The default configuration for the Weaviate destination uses `text2vec-openai`.
To configure another vectorizer or a generative module, replace the default `module_config` value by updating `config.toml`:

```toml
[destination.weaviate]
module_config={text2vec-openai = {}, generative-openai = {}}
```

This ensures the `generative-openai` module is used for generative queries.

### Run Weaviate locally

You can run Weaviate locally using Docker.
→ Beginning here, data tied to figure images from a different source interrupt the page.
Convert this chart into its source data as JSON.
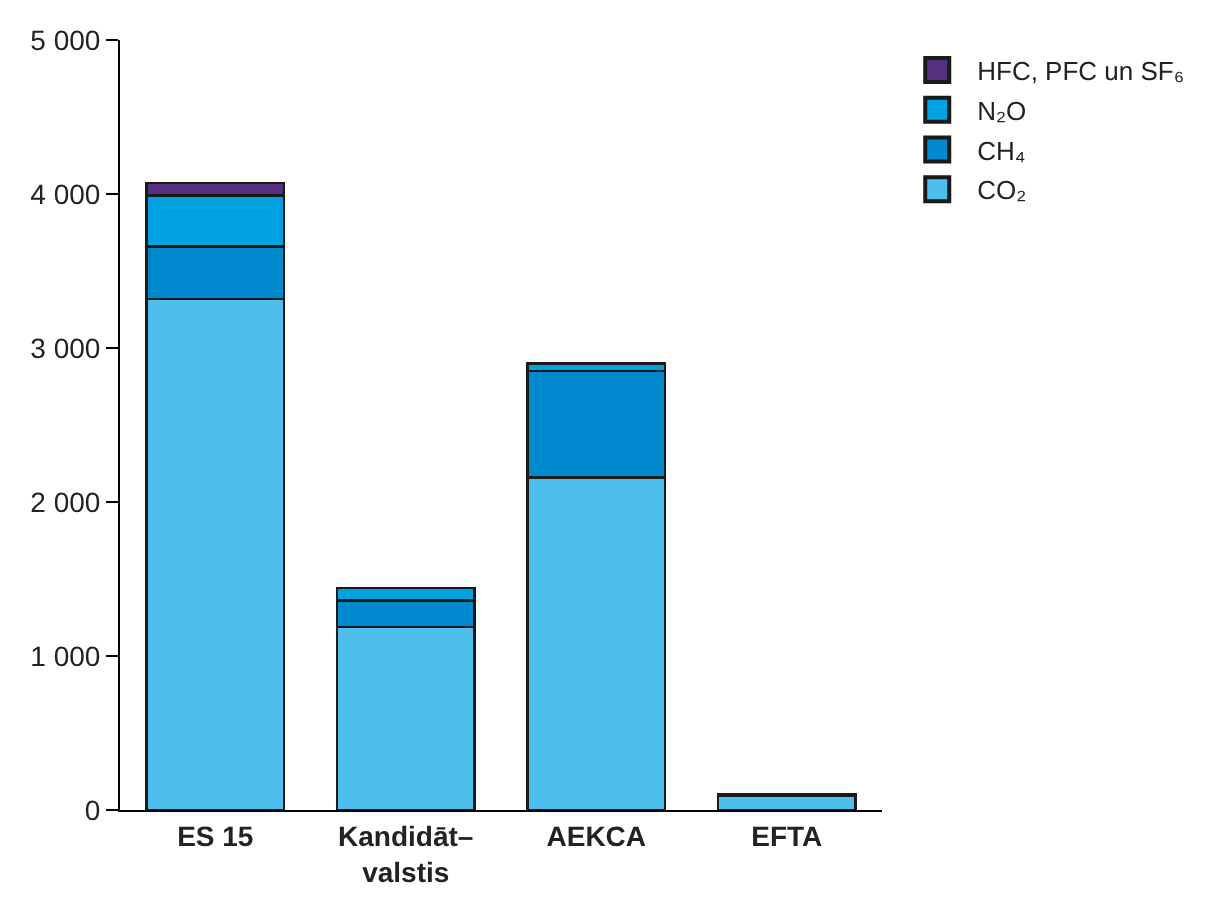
{
  "chart_data": {
    "type": "bar",
    "stacked": true,
    "categories": [
      "ES 15",
      "Kandidāt–\nvalstis",
      "AEKCA",
      "EFTA"
    ],
    "series": [
      {
        "name": "CO₂",
        "color": "#4dbfed",
        "values": [
          3320,
          1190,
          2160,
          90
        ]
      },
      {
        "name": "CH₄",
        "color": "#0089cc",
        "values": [
          340,
          170,
          690,
          null
        ]
      },
      {
        "name": "N₂O",
        "color": "#00a3e0",
        "values": [
          330,
          80,
          50,
          10
        ]
      },
      {
        "name": "HFC, PFC un SF₆",
        "color": "#553081",
        "values": [
          80,
          null,
          null,
          null
        ]
      }
    ],
    "ylim": [
      0,
      5000
    ],
    "yticks": [
      {
        "value": 0,
        "label": "0"
      },
      {
        "value": 1000,
        "label": "1 000"
      },
      {
        "value": 2000,
        "label": "2 000"
      },
      {
        "value": 3000,
        "label": "3 000"
      },
      {
        "value": 4000,
        "label": "4 000"
      },
      {
        "value": 5000,
        "label": "5 000"
      }
    ],
    "legend": "top right"
  }
}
See the [Weaviate Local Quickstart](https://weaviate.io/developers/weaviate/quickstart/local) for details.

Below is an example that configures the **contextionary** vectorizer in `config.toml`. This does not require external APIs and can run fully offline:
```toml
[destination.weaviate]
connection_type = "local"
vectorizer = "text2vec-contextionary"
module_config = {text2vec-contextionary = {vectorizeClassName = false, vectorizePropertyName = true}}
```
You can find the Docker Compose file and setup instructions in our [README](https://github.com/dlt-hub/dlt/tree/devel/dlt/destinations/impl/weaviate/README.md).

### dbt support

Currently, Weaviate destination does not support dbt.

### Syncing of `dlt` state

Weaviate destination supports syncing of the `dlt` state.